Happy new year!
I am still working on the tool I presented above. I made several rounds of rework, that’s why it takes so much time. I hope to release it soon, but I would like to test it further, to make it as robust as possible against unexpected events.
I would like to show you here a view of the data collected with this tool.
So far, the tool downloaded the data of 178383 “Unknown” observations from these places:
- Central America, South America,
- Mexico,
- Alabama, Arizona, Arkansas, California, Florida, Georgia, Louisiana, Mississippi, New Mexico, North Carolina, Oklahoma, South Carolina, Tennessee, Texas,
- Hawaii.
The tool generates a “best ID” (similar to the “We are pretty sure this is in…”) for every observation and I was curious to generate a report to show the taxonomic distribution of these many “Unknown”.

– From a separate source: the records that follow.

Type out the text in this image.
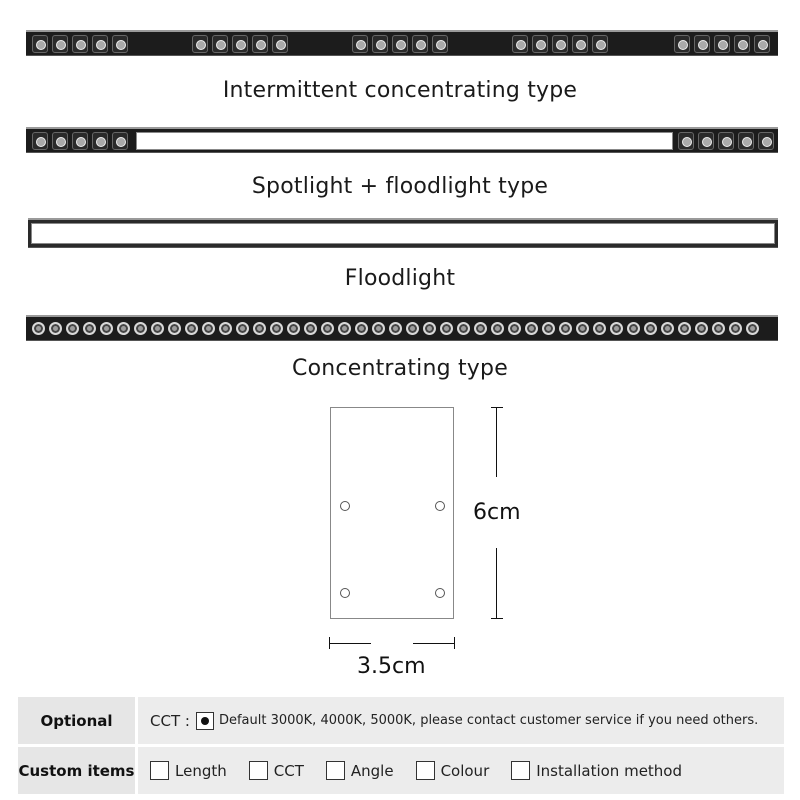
Intermittent concentrating type
Spotlight + floodlight type
Floodlight
Concentrating type
6cm
3.5cm
Optional	CCT : Default 3000K, 4000K, 5000K, please contact customer service if you need others.
Custom items	Length	CCT	Angle	Colour	Installation method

This report shows the (guessed) distribution of these 178383 “Unknown” observations down to the rank Infraclass:
Every raw shows 3 numbers. For instance, the raw Animalia means that, among these 178383 observations, 2187 are guessed to be animals, and 25748 other ones are guessed to be animals with a best ID at a rank between Infraclass (included) and Kingdom (excluded). (Note that these 2187 ones may have a best ID at a lower rank, for instance a Family that would be grafted directly to the Kingdom, without a Class, if it exists). 27935 is simply the total of all of them.
This is part of a more detailed report showing the distribution of these 178383 observations down to the rank Family:
This is part of the most detailed report, showing all the 145 best IDs in the Family Urticaceae:
This means that if you are interested in identifying the Family Urticaceae, you may define this Family as a filter in this tool and then review and identify these 145 observations.